Ilva: a Taranto si sciopera per squarciare la cappa di silenzio

- di: Daniele Minuti
 
C'é un mistero, tra i tanti italiani, che resta lì da decenni, irrisolto e non si capisce il perché.
È l'Ilva di Taranto, un nodo inestricabile di competenze e pertinenze, di richieste e rivendicazioni, di processi, istruttorie e condanne che fa invidia a quello di Gordio. Eppure è un problema che non viene risolto, quasi che nessuno abbia gli strumenti per poterlo fare.

Ex Ilva: sciopero 24 ore a Taranto e sit-in dei lavoratori

Alla gente di Taranto, ai lavoratori dello stabilimento, alle rappresentanze sindacali non resta altro che alzare la voce, nella speranza d'essere ascoltati che qualcuno di quelli che contano. Non parrebbe, però, perché anche oggi, a Taranto, dove è in atto uno sciopero delle maestranze dell'Ilva, la voce dello Stato non s'è sentita. Anzi proprio non si è visto nessuno, forse con la segreta speranza che la protesta si afflosci, per stanchezza o, peggio, per la consapevolezza che il problema resterà ancora per troppo tempo senza soluzione.
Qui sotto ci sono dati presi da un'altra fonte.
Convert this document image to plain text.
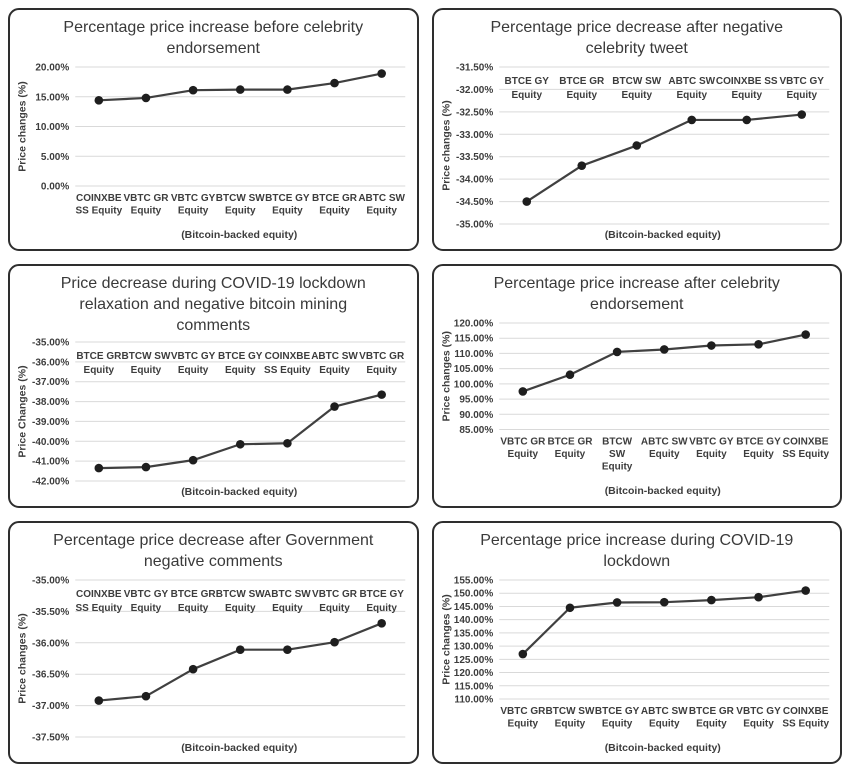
Percentage price increase before celebrity
endorsement
20.00%
15.00%
10.00%
5.00%
0.00%
Price changes (%)
COINXBE
SS Equity
VBTC GR
Equity
VBTC GY
Equity
BTCW SW
Equity
BTCE GY
Equity
BTCE GR
Equity
ABTC SW
Equity
(Bitcoin-backed equity)
Percentage price decrease after negative
celebrity tweet
-31.50%
-32.00%
-32.50%
-33.00%
-33.50%
-34.00%
-34.50%
-35.00%
Price changes (%)
BTCE GY
Equity
BTCE GR
Equity
BTCW SW
Equity
ABTC SW
Equity
COINXBE SS
Equity
VBTC GY
Equity
(Bitcoin-backed equity)
Price decrease during COVID-19 lockdown
relaxation and negative bitcoin mining
comments
-35.00%
-36.00%
-37.00%
-38.00%
-39.00%
-40.00%
-41.00%
-42.00%
Price Changes (%)
BTCE GR
Equity
BTCW SW
Equity
VBTC GY
Equity
BTCE GY
Equity
COINXBE
SS Equity
ABTC SW
Equity
VBTC GR
Equity
(Bitcoin-backed equity)
Percentage price increase after celebrity
endorsement
120.00%
115.00%
110.00%
105.00%
100.00%
95.00%
90.00%
85.00%
Price changes (%)
VBTC GR
Equity
BTCE GR
Equity
BTCW
SW
Equity
ABTC SW
Equity
VBTC GY
Equity
BTCE GY
Equity
COINXBE
SS Equity
(Bitcoin-backed equity)
Percentage price decrease after Government
negative comments
-35.00%
-35.50%
-36.00%
-36.50%
-37.00%
-37.50%
Price changes (%)
COINXBE
SS Equity
VBTC GY
Equity
BTCE GR
Equity
BTCW SW
Equity
ABTC SW
Equity
VBTC GR
Equity
BTCE GY
Equity
(Bitcoin-backed equity)
Percentage price increase during COVID-19
lockdown
155.00%
150.00%
145.00%
140.00%
135.00%
130.00%
125.00%
120.00%
115.00%
110.00%
Price changes (%)
VBTC GR
Equity
BTCW SW
Equity
BTCE GY
Equity
ABTC SW
Equity
BTCE GR
Equity
VBTC GY
Equity
COINXBE
SS Equity
(Bitcoin-backed equity)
Il pacchetto delle rivendicazioni posto alla base della protesta è quello di sempre (mancanza di un piano strategico per rilanciare il settore siderurgico; necessità di mettere chiarezza sull'assetto societario e sulle ricadute industriali ed ambientali; politiche incisive in materia di sicurezza; garanzia dei livelli occupazionali).
Ma, pure se le richieste sono ragionevoli e si pongono obiettivi ''normali'', non sembrano avere la forza necessaria per risalire l'Italia, da Taranto a Roma, e aspettare che il Governo decida. Tenendo conto che il 28 marzo l'azienda ha fatto scattare la cassa integrazione straordinaria (per ristrutturazione) , misura che riguarda tremila lavoratori (2500 solo a Taranto) non è che la situazione possa essere rassicurante.

Basta leggere cosa, in un'intervista, ha detto Michele Di Palma, segretario generale della Fiom Cgil e pugliese di nascita: ''Nel corso di questi anni, impresa da un lato e soggetti istituzionali e Governo dall'altro non hanno mai rispettato quello che hanno concordato e presentato all'opinione pubblica, ai lavoratori e alle lavoratrici. Chi è negli stabilimenti, più che essere rassegnato, è stanco. Sì, perché non c'è mai stata corrispondenza vera tra quanto dichiarato o scritto e i fatti. Ma ai cittadini di Taranto come ai lavoratori non è consentito rassegnarsi''.

Parole che pesano come macigni perché denunciano non tanto una mancanza di atti concreti, quanto la prosecuzione, negli anni, di un atteggiamento volutamente dilatorio, fatto di promesse e strategie che sono rimaste inattuate, lasciando una realtà produttiva ed un territorio ostaggi di tattiche industriali dalle oscure finalità.